A culpada disso era Lily, é claro. Lily que, no último verão, passara quinze dias em sua casa e levara uma caixa de fitas gravadas com suas músicas favoritas. Elas passavam horas jogadas na cama, conversando enquanto a música rolava ao fundo, de vez em quando sendo interrompida por um ruído causado por alguma falha na gravação. Quando não estavam fazendo isso, estavam pedalando pela cidade ou esticadas na areia, aproveitando o sol quando este decidia aparecer. No final do dia, Mary estava bronzeada e Lily, queimada, com mais sardas aparecendo em seu nariz e em seus ombros, seus cabelos molhados e os olhos cansados pelas horas aproveitando o verão.

Depois que a amiga fora embora, de volta para os arredores de Londres, sob o céu nublado e a fuligem do bairro onde morava com os pais e a irmã, Mary não conseguia colocar aquelas fitas para tocar sem se lembrar dela.

Toda vez que Jolene ecoava do toca-fitas, a imagem de Lily dançando no píer voltava à sua mente: o jeito como os cabelos ruivos, um pouco desbotados pelo sol, brilhavam de um jeito bonito sob a luz alaranjada do final da tarde e como os olhos verdes ficavam mais claros depois de um dia inteiro no sol. Rhiannon era o som de seu quarto, envolvido na luz desfocada do seu abajur, enquanto Lily arrumava o seu cabelo e ria, seus dedos puxando com cuidado os cachos morenos para fazer algum penteado. Born to Be Wild era o borrão laranja do cabelo da amiga quando ela soltava os pedais da bicicleta e descia ladeira abaixo em alguma alameda de Southwold.

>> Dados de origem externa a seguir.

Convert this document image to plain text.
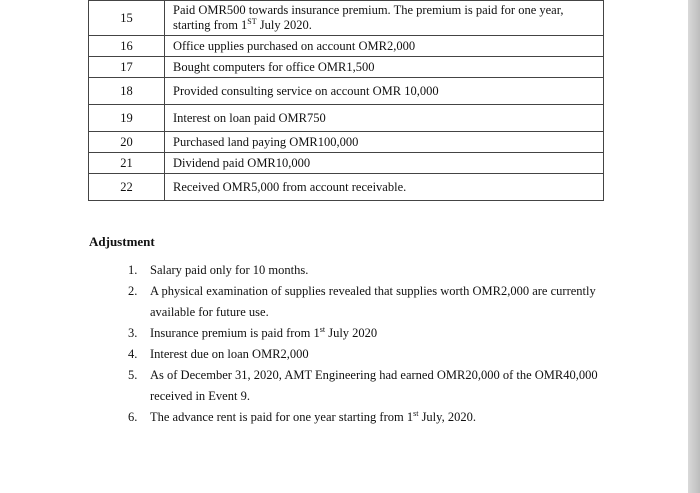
15	Paid OMR500 towards insurance premium. The premium is paid for one year,
starting from 1ST July 2020.

16	Office upplies purchased on account OMR2,000
17	Bought computers for office OMR1,500
18	Provided consulting service on account OMR 10,000
19	Interest on loan paid OMR750
20	Purchased land paying OMR100,000
21	Dividend paid OMR10,000
22	Received OMR5,000 from account receivable.
Adjustment
1. Salary paid only for 10 months.
2. A physical examination of supplies revealed that supplies worth OMR2,000 are currently
available for future use.
3. Insurance premium is paid from 1st July 2020
4. Interest due on loan OMR2,000
5. As of December 31, 2020, AMT Engineering had earned OMR20,000 of the OMR40,000
received in Event 9.
6. The advance rent is paid for one year starting from 1st July, 2020.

Cada música era um momento do verão e Mary MacDonald acreditava que podia dizer que aquele fora o melhor verão que tivera em anos. Foram quinze dias banhados por sol, água salgada, pomada para queimadura e o perfume doce de Lily. Quatorze noites conversando até o sono chegar, com a estática do rádio ao fundo e com o corpo da ruiva ao lado do seu quando elas pegavam no sono. Quinze manhãs acordando e sentindo-se estranhamente feliz de ver a amiga ao seu lado, rindo quando a via balbuciar alguma coisa desconexa, ainda sonolenta, com os cabelos ruivos uma bagunça de nós.

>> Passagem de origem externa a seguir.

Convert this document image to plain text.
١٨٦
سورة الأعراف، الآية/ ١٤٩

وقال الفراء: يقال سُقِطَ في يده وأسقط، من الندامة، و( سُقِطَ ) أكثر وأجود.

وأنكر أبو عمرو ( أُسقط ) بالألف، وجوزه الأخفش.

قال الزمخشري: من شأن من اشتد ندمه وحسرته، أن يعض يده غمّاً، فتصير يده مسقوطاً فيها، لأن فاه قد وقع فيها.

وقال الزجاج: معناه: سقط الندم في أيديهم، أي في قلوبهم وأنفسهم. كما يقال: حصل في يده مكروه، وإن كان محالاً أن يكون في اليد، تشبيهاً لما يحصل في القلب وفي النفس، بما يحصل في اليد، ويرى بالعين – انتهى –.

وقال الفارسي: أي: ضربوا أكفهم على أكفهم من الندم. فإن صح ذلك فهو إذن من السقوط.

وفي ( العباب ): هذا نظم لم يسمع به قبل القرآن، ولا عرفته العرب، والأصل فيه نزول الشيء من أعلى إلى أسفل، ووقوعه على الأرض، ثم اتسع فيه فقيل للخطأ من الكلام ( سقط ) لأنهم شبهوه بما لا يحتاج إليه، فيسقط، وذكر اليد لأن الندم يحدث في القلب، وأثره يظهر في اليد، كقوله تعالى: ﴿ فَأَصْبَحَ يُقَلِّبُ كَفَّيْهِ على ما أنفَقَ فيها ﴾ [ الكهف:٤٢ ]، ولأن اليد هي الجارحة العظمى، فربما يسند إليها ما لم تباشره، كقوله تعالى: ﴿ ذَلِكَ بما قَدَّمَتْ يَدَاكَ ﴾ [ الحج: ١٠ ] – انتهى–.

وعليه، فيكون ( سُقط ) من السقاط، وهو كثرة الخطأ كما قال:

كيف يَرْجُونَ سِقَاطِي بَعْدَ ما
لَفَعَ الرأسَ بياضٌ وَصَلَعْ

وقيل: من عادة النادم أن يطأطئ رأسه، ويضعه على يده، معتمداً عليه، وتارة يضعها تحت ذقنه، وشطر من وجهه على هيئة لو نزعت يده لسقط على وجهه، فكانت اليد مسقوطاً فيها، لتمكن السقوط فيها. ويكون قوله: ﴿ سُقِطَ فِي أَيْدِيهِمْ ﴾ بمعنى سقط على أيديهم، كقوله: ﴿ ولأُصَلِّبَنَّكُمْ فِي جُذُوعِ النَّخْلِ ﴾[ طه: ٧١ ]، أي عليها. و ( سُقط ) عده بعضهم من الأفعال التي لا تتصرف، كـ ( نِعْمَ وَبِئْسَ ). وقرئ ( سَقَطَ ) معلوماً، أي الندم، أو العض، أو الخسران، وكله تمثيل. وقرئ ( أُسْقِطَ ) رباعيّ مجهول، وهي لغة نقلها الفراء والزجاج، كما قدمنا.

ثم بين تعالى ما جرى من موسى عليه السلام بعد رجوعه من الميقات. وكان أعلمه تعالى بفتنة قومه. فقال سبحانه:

Quando o calor do verão se dissipou e o ar fresco do outono voltou, Mary mal podia esperar para ver Lily. Era o último ano delas em Hogwarts e todas as conversas que tiveram durante o verão indicavam que o plano delas de dividirem um apartamento em Londres, depois do colégio, iria se concretizar. Ela não podia estar mais feliz de imaginar-se repetindo aqueles deliciosos dias de verão, mas agora durante as outras estações.

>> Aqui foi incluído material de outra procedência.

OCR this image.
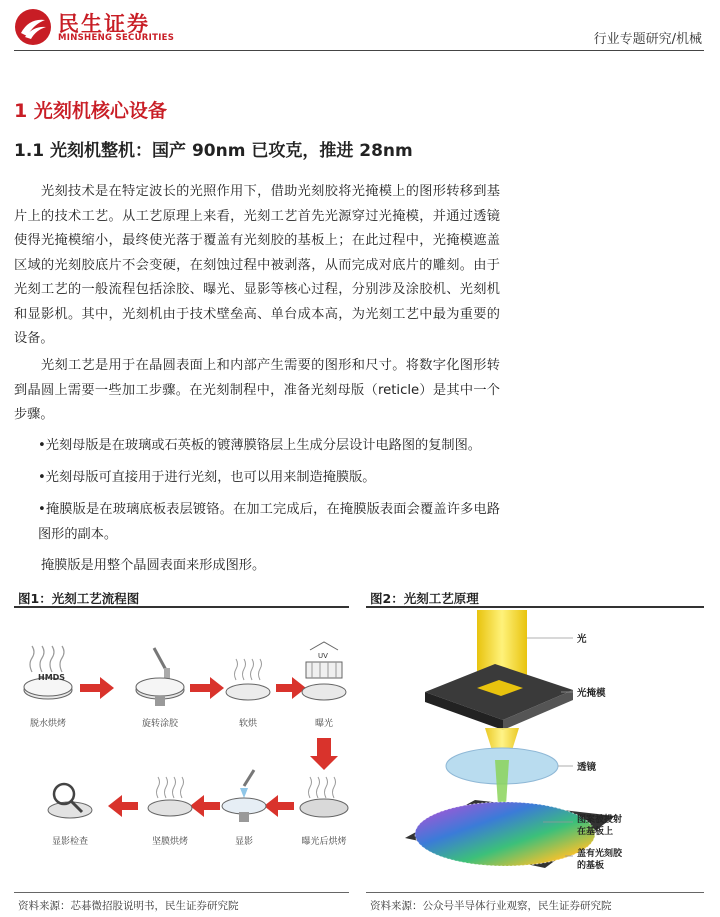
民生证券
MINSHENG SECURITIES	行业专题研究/机械
1 光刻机核心设备
1.1 光刻机整机：国产 90nm 已攻克，推进 28nm
光刻技术是在特定波长的光照作用下，借助光刻胶将光掩模上的图形转移到基片上的技术工艺。从工艺原理上来看，光刻工艺首先光源穿过光掩模，并通过透镜使得光掩模缩小，最终使光落于覆盖有光刻胶的基板上；在此过程中，光掩模遮盖区域的光刻胶底片不会变硬，在刻蚀过程中被剥落，从而完成对底片的雕刻。由于光刻工艺的一般流程包括涂胶、曝光、显影等核心过程，分别涉及涂胶机、光刻机和显影机。其中，光刻机由于技术壁垒高、单台成本高，为光刻工艺中最为重要的设备。
光刻工艺是用于在晶圆表面上和内部产生需要的图形和尺寸。将数字化图形转到晶圆上需要一些加工步骤。在光刻制程中，准备光刻母版（reticle）是其中一个步骤。
•光刻母版是在玻璃或石英板的镀薄膜铬层上生成分层设计电路图的复制图。
•光刻母版可直接用于进行光刻，也可以用来制造掩膜版。
•掩膜版是在玻璃底板表层镀铬。在加工完成后，在掩膜版表面会覆盖许多电路图形的副本。
掩膜版是用整个晶圆表面来形成图形。
图1：光刻工艺流程图	图2：光刻工艺原理
HMDS
UV
脱水烘烤	旋转涂胶	软烘	曝光
曝光后烘烤
显影
坚膜烘烤
显影检查
光
光掩模
透镜
图案被投射
在基板上
盖有光刻胶
的基板
资料来源：芯碁微招股说明书，民生证券研究院	资料来源：公众号半导体行业观察，民生证券研究院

Mas então os olhos de Lily encontraram James Potter no Expresso de Hogwarts e Mary notou que havia algo diferente. Talvez fosse porque o garoto não tentou chamá-la para sair e apenas a cumprimentou, educado, ou talvez fosse por conta do sorriso pequenino que curvou os lábios da amiga. MacDonald ignorou e encontrou um compartimento para elas passarem o resto da viagem conversando.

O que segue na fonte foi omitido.